Ibu Reni dan Bapak Aldi menikah pada tahun 2007. Ibu Reni yang berprofesi sebagai guru di sebuah sekolah SMA dan Bapak Aldi yang berprofesi sebagai anggota POLRI di Polres. Selama menikah keduanya tidak dikaruniai seorang anak pun. Pada tahun 2012 bu Reni menderita sakit kanker kandungan sehingga ia pun meninggal pada tahun 2013

Bu Reni meninggalkan beberapa harta mulai dari tanah, tabungan, dan warisan dari almarhumah bapaknya yang jika dikalkulasikan sebesar Rp. 900.000.000,- . Ibu Reni meninggalkan seorang suami, dua orang sdri kandung yang bernama Rini dan Luna, dan seorang ibu yang sudah tua. Bagaimanakah pembagian harta waris masing-masing sesuai hukum kewarisan Islam yang memiliki keadilan secara prosedural dan secara substansial.

1.                       Kedudukan dan posisi ahli waris

a.                   Ashabul furudh

·  Dzawil furudh nasabiyah:

1.                       Dua sdri kandung (bagian 2/3 tanpa anak)

Dalil Naqli dalam QS. An-Nisa’ ayat 176.

Artinya: Jika ia tidak mempunyai anak; tetapi jika saudara perempuan itu dua orang, Maka bagi keduanya dua pertiga dari harta yang ditinggalkan oleh yang meninggal.

Berdasarkan dalil Aqli disini jelas bahwa jika si mati tidak mempunyai anak dan tidak mempunyai saudara laki-laki sekandung, bagian dua orang sdr perempuannya adalah 2/3 yang ketika dibagi masing-masing mendapat 1/3. Karena pada dasarnya saudara sekandung adalah ahli waris pengganti disaat pengganti utama tidak ada.

1.                       Ibu (bagian 1/3 karena pewaris tidak punya anak)

Dalil Naqli dalam QS. An-Nisa’ ayat 11.

Artinya: jika orang yang meninggal tidak mempunyai anak dan ia diwarisi oleh ibu-bapanya (saja), Maka ibunya mendapat sepertiga;

Berdasarkan dalil aqli tampak bahwa jumlah warisan yang diterima ibu lebih besar karena pewaris tidak mempunyai anak. Anak disini adalah ahli waris utama yang telah tergantikan oleh Ibu

·  Dzawil furudh sababiyah:

1.                       Suami (bagian ½ pewaris tidak mempunyai anak)
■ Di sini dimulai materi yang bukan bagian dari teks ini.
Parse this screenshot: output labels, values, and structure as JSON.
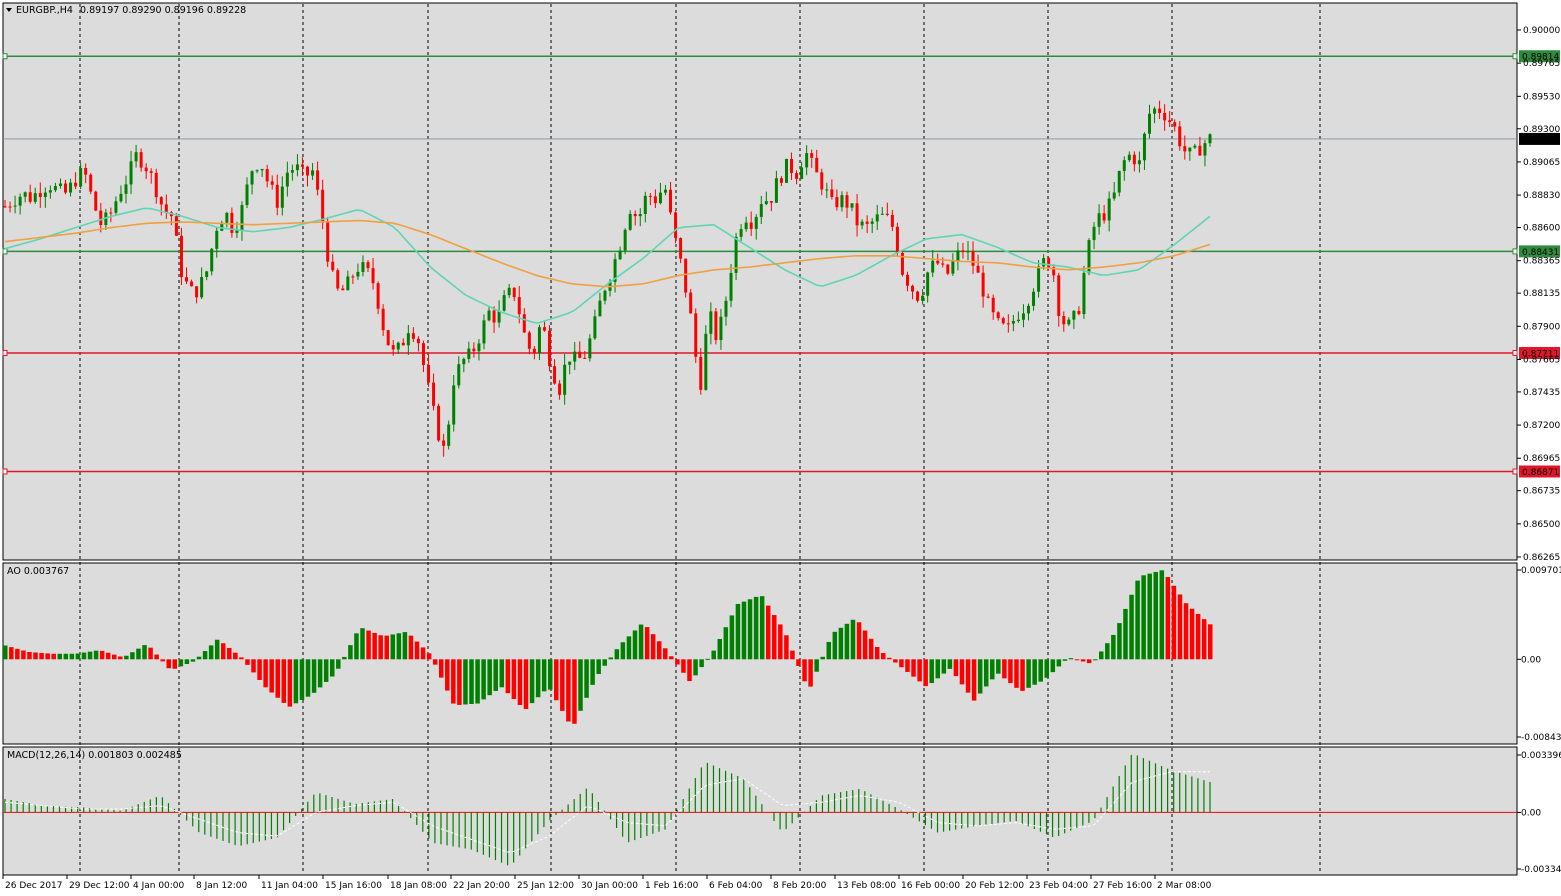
{
  "chart_data": [
    {
      "type": "candlestick",
      "symbol_label": "EURGBP.,H4",
      "ohlc_label": "0.89197 0.89290 0.89196 0.89228",
      "ylim": [
        0.86265,
        0.9
      ],
      "y_ticks": [
        "0.90000",
        "0.89765",
        "0.89530",
        "0.89300",
        "0.89065",
        "0.88830",
        "0.88600",
        "0.88365",
        "0.88135",
        "0.87900",
        "0.87665",
        "0.87435",
        "0.87200",
        "0.86965",
        "0.86735",
        "0.86500",
        "0.86265"
      ],
      "x_ticks": [
        "26 Dec 2017",
        "29 Dec 12:00",
        "4 Jan 00:00",
        "8 Jan 12:00",
        "11 Jan 04:00",
        "15 Jan 16:00",
        "18 Jan 08:00",
        "22 Jan 20:00",
        "25 Jan 12:00",
        "30 Jan 00:00",
        "1 Feb 16:00",
        "6 Feb 04:00",
        "8 Feb 20:00",
        "13 Feb 08:00",
        "16 Feb 00:00",
        "20 Feb 12:00",
        "23 Feb 04:00",
        "27 Feb 16:00",
        "2 Mar 08:00"
      ],
      "current_price": "0.89228",
      "close_path": [
        0.8875,
        0.888,
        0.8884,
        0.8881,
        0.8887,
        0.8891,
        0.8886,
        0.8884,
        0.8894,
        0.89,
        0.8878,
        0.8861,
        0.887,
        0.8885,
        0.8896,
        0.8912,
        0.8904,
        0.8891,
        0.8873,
        0.8868,
        0.883,
        0.8814,
        0.8816,
        0.883,
        0.886,
        0.8872,
        0.8858,
        0.8874,
        0.8901,
        0.8908,
        0.889,
        0.8878,
        0.8899,
        0.8903,
        0.8896,
        0.89,
        0.887,
        0.8828,
        0.8812,
        0.882,
        0.8832,
        0.883,
        0.882,
        0.879,
        0.877,
        0.8775,
        0.8792,
        0.878,
        0.875,
        0.872,
        0.87,
        0.8752,
        0.8765,
        0.877,
        0.8784,
        0.88,
        0.8795,
        0.8812,
        0.8814,
        0.8785,
        0.8768,
        0.8795,
        0.8765,
        0.8745,
        0.877,
        0.8765,
        0.877,
        0.879,
        0.8815,
        0.883,
        0.885,
        0.8875,
        0.8866,
        0.8884,
        0.888,
        0.889,
        0.8856,
        0.883,
        0.8795,
        0.8745,
        0.88,
        0.878,
        0.881,
        0.885,
        0.887,
        0.8864,
        0.888,
        0.888,
        0.8895,
        0.8904,
        0.8899,
        0.8914,
        0.89,
        0.889,
        0.8876,
        0.888,
        0.8876,
        0.8862,
        0.886,
        0.8866,
        0.8868,
        0.886,
        0.883,
        0.8818,
        0.881,
        0.883,
        0.8835,
        0.8825,
        0.8838,
        0.8845,
        0.8835,
        0.882,
        0.88,
        0.879,
        0.8787,
        0.8798,
        0.8805,
        0.882,
        0.8835,
        0.8837,
        0.8795,
        0.879,
        0.88,
        0.884,
        0.8865,
        0.887,
        0.888,
        0.8905,
        0.8912,
        0.8905,
        0.894,
        0.8945,
        0.894,
        0.893,
        0.8915,
        0.891,
        0.8918,
        0.8923
      ],
      "horizontal_levels": [
        {
          "label": "0.89814",
          "value": 0.89814,
          "color": "#2e8b3e"
        },
        {
          "label": "0.88431",
          "value": 0.88431,
          "color": "#2e8b3e"
        },
        {
          "label": "0.87711",
          "value": 0.87711,
          "color": "#e0162b"
        },
        {
          "label": "0.86871",
          "value": 0.86871,
          "color": "#e0162b"
        }
      ],
      "moving_averages": [
        {
          "color": "#5fd5b4",
          "path": [
            0.8845,
            0.8852,
            0.886,
            0.8868,
            0.8874,
            0.8868,
            0.886,
            0.8857,
            0.886,
            0.8866,
            0.8873,
            0.886,
            0.8832,
            0.8812,
            0.88,
            0.8792,
            0.88,
            0.882,
            0.8838,
            0.886,
            0.8862,
            0.8846,
            0.883,
            0.8818,
            0.8826,
            0.884,
            0.8852,
            0.8855,
            0.8846,
            0.8835,
            0.8832,
            0.8826,
            0.883,
            0.8848,
            0.8868
          ]
        },
        {
          "color": "#f0a040",
          "path": [
            0.885,
            0.8853,
            0.8856,
            0.886,
            0.8863,
            0.8864,
            0.8863,
            0.8862,
            0.8863,
            0.8864,
            0.8865,
            0.8863,
            0.8855,
            0.8845,
            0.8835,
            0.8826,
            0.882,
            0.8818,
            0.882,
            0.8826,
            0.883,
            0.8832,
            0.8835,
            0.8838,
            0.884,
            0.884,
            0.8838,
            0.8836,
            0.8835,
            0.8832,
            0.883,
            0.8832,
            0.8835,
            0.884,
            0.8848
          ]
        }
      ]
    },
    {
      "type": "bar",
      "title": "AO 0.003767",
      "ylim": [
        -0.008439,
        0.009701
      ],
      "y_ticks": [
        "0.009701",
        "0.00",
        "-0.008439"
      ],
      "colors": {
        "up": "#008000",
        "down": "#ff0000"
      },
      "values_path": [
        0.0015,
        0.0008,
        0.0006,
        0.0006,
        0.001,
        0.0002,
        0.0017,
        -0.0012,
        -0.0002,
        0.0022,
        0.0002,
        -0.003,
        -0.0052,
        -0.0038,
        -0.0015,
        0.0035,
        0.0025,
        0.003,
        0.0005,
        -0.005,
        -0.0048,
        -0.003,
        -0.0055,
        -0.003,
        -0.0075,
        -0.002,
        0.0015,
        0.004,
        0.001,
        -0.0025,
        0.001,
        0.006,
        0.007,
        0.003,
        -0.0035,
        0.0028,
        0.0045,
        0.001,
        -0.001,
        -0.003,
        -0.001,
        -0.0045,
        -0.0015,
        -0.0035,
        -0.0022,
        0.0002,
        -0.0005,
        0.003,
        0.009,
        0.0097,
        0.006,
        0.0038
      ]
    },
    {
      "type": "bar",
      "title": "MACD(12,26,14) 0.001803 0.002485",
      "ylim": [
        -0.003348,
        0.003396
      ],
      "y_ticks": [
        "0.003396",
        "0.00",
        "-0.003348"
      ],
      "colors": {
        "histogram": "#008000",
        "signal": "#ffffff",
        "zero_line": "#ff0000"
      },
      "values_path": [
        0.0008,
        0.0004,
        0.0003,
        0.0001,
        0.001,
        -0.0012,
        -0.002,
        -0.0015,
        0.0012,
        0.0005,
        0.0008,
        -0.0018,
        -0.0022,
        -0.0032,
        -0.0005,
        0.0015,
        -0.0018,
        -0.001,
        0.003,
        0.002,
        -0.0012,
        0.001,
        0.0014,
        0.0002,
        -0.0012,
        -0.0008,
        -0.0005,
        -0.0015,
        -0.0005,
        0.0035,
        0.0025,
        0.0018
      ],
      "signal_path": [
        0.0006,
        0.0004,
        0.0002,
        0.0002,
        0.0004,
        -0.0004,
        -0.0012,
        -0.0014,
        0.0,
        0.0004,
        0.0006,
        -0.0008,
        -0.0016,
        -0.0024,
        -0.0014,
        0.0004,
        -0.0006,
        -0.0008,
        0.0016,
        0.002,
        0.0004,
        0.0006,
        0.001,
        0.0006,
        -0.0006,
        -0.0008,
        -0.0006,
        -0.001,
        -0.0008,
        0.0018,
        0.0024,
        0.0024
      ]
    }
  ]
}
Dalil naqli QS. An-Nisa’ ayat 12

Artinya: dan bagimu (suami-suami) seperdua dari harta yang ditinggalkan oleh isteri-isterimu, jika mereka tidak mempunyai anak.
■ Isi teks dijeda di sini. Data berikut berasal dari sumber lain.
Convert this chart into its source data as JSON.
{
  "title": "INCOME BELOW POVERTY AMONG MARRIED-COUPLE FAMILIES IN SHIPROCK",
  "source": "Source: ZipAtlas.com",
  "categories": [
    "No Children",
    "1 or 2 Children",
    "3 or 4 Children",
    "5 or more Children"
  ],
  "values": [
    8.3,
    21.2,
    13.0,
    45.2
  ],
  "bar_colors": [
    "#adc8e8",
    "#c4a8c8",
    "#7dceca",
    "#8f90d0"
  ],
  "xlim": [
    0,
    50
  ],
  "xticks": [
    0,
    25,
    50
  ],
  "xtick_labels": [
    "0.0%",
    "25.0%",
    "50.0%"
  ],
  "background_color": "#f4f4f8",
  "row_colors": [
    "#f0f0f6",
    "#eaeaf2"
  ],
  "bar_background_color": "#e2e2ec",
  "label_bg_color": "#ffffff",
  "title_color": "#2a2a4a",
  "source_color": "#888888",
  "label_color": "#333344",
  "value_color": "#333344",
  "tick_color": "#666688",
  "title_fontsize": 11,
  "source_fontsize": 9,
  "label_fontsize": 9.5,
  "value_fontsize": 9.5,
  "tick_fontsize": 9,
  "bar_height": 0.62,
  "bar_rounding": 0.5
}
Berdasarkan dalil aqli suami mendapatkan bagian waris sebesar ½ karena pewaris tak mempunyai anak. Dimana suami memiliki hubungan terdekat dengan si mati melalui sebab perkawinan.
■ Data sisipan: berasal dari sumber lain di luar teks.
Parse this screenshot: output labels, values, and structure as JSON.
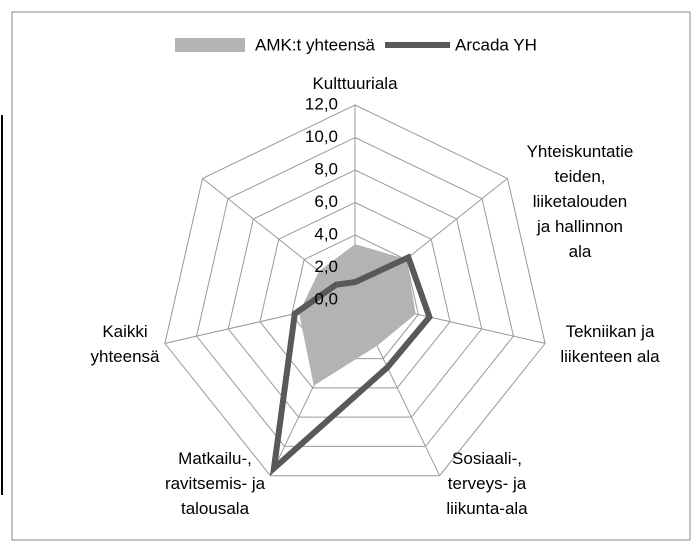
{
  "chart_data": {
    "type": "radar",
    "categories": [
      "Kulttuuriala",
      "Yhteiskuntatie\nteiden,\nliiketalouden\nja hallinnon\nala",
      "Tekniikan ja\nliikenteen ala",
      "Sosiaali-,\nterveys- ja\nliikunta-ala",
      "Matkailu-,\nravitsemis- ja\ntalousala",
      "Kaikki\nyhteensä",
      null
    ],
    "series": [
      {
        "name": "AMK:t yhteensä",
        "color": "#b3b3b3",
        "fill": true,
        "values": [
          3.4,
          4.0,
          3.8,
          3.1,
          5.8,
          3.5,
          2.8
        ]
      },
      {
        "name": "Arcada YH",
        "color": "#595959",
        "fill": false,
        "values": [
          1.1,
          4.2,
          4.7,
          4.6,
          11.5,
          3.8,
          1.5
        ]
      }
    ],
    "ylim": [
      0,
      12
    ],
    "yticks": [
      {
        "value": 0,
        "label": "0,0"
      },
      {
        "value": 2,
        "label": "2,0"
      },
      {
        "value": 4,
        "label": "4,0"
      },
      {
        "value": 6,
        "label": "6,0"
      },
      {
        "value": 8,
        "label": "8,0"
      },
      {
        "value": 10,
        "label": "10,0"
      },
      {
        "value": 12,
        "label": "12,0"
      }
    ],
    "grid": true,
    "legend": "top"
  }
}
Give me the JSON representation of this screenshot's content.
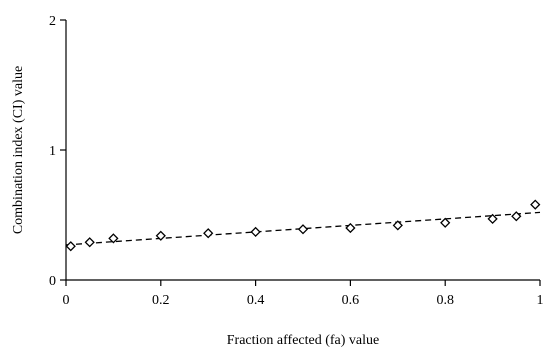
{
  "chart_data": {
    "type": "scatter",
    "title": "",
    "xlabel": "Fraction affected (fa) value",
    "ylabel": "Combination index (CI) value",
    "xlim": [
      0,
      1
    ],
    "ylim": [
      0,
      2
    ],
    "x_ticks": [
      0,
      0.2,
      0.4,
      0.6,
      0.8,
      1
    ],
    "x_tick_labels": [
      "0",
      "0.2",
      "0.4",
      "0.6",
      "0.8",
      "1"
    ],
    "y_ticks": [
      0,
      1,
      2
    ],
    "y_tick_labels": [
      "0",
      "1",
      "2"
    ],
    "grid": false,
    "legend": "none",
    "series": [
      {
        "marker": "open-diamond",
        "color": "#000000",
        "x": [
          0.01,
          0.05,
          0.1,
          0.2,
          0.3,
          0.4,
          0.5,
          0.6,
          0.7,
          0.8,
          0.9,
          0.95,
          0.99
        ],
        "y": [
          0.26,
          0.29,
          0.32,
          0.34,
          0.36,
          0.37,
          0.39,
          0.4,
          0.42,
          0.44,
          0.47,
          0.49,
          0.58
        ]
      }
    ],
    "trendline": {
      "style": "dashed",
      "color": "#000000",
      "x": [
        0,
        1
      ],
      "y": [
        0.27,
        0.52
      ]
    }
  }
}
  1. Penyelesaian kasus Melalui Aul

Ahli Waris

Fard

Asal Masalah: 6 Sahamnya

Penerimaan (di-Aul-kan)

Penyebut jadi 9 (3+2+4)

Suami

½

½ x 6 = 3

3/9x Rp. 900.000.000,-= Rp. 300.000.000,-

Ibu

1/3

1/3x 6 = 2

2/9 x Rp 900.000.000,-= Rp. 200.000.000,-

2 sdri kandung

2/3

2/3 x 6 = 4

4/9xRp. 900.000.000,-= Rp. 400.000.000,-

Berdasarkan tabel diatas jika penyelesaian pembagian waris menggunakan asal masalah yang pertama maka harta akan mengalami kekurangan sebesar Rp. 450.000.000,- karena bagian ahli waris total sebanyak Rp. 1.350.000.000,- sementara harta waris hanya sebesar Rp. 900.000.000,-. Akan tetapi setelah di-aul-kan, jumlah masing-masing harta waris yang diterima ahli waris adalah sesuai dengan kaidah hukum kewarisan. Yakni suami mendapatkan Rp. 300.000.000,-, Ibu mendapatkan Rp. 200.000.000,-, dan dua saudari kandung mendapatkan Rp. 400.000.000,-

Secara istilah menurut Ulama Faradiyun aul adalah bertambahnya jumlah bagian dzawil furudh atau berkurangnya kadar penerimaan warisan mereka. Sehingga jelas bahwa hal ini dapat terjadi apabila terdapat banyak ahli waris yang berhak memperoleh warisan sehingga menghabiskan harta warisan, tetapi masih ada ahli waris lainnya yang belum mendapat bagian.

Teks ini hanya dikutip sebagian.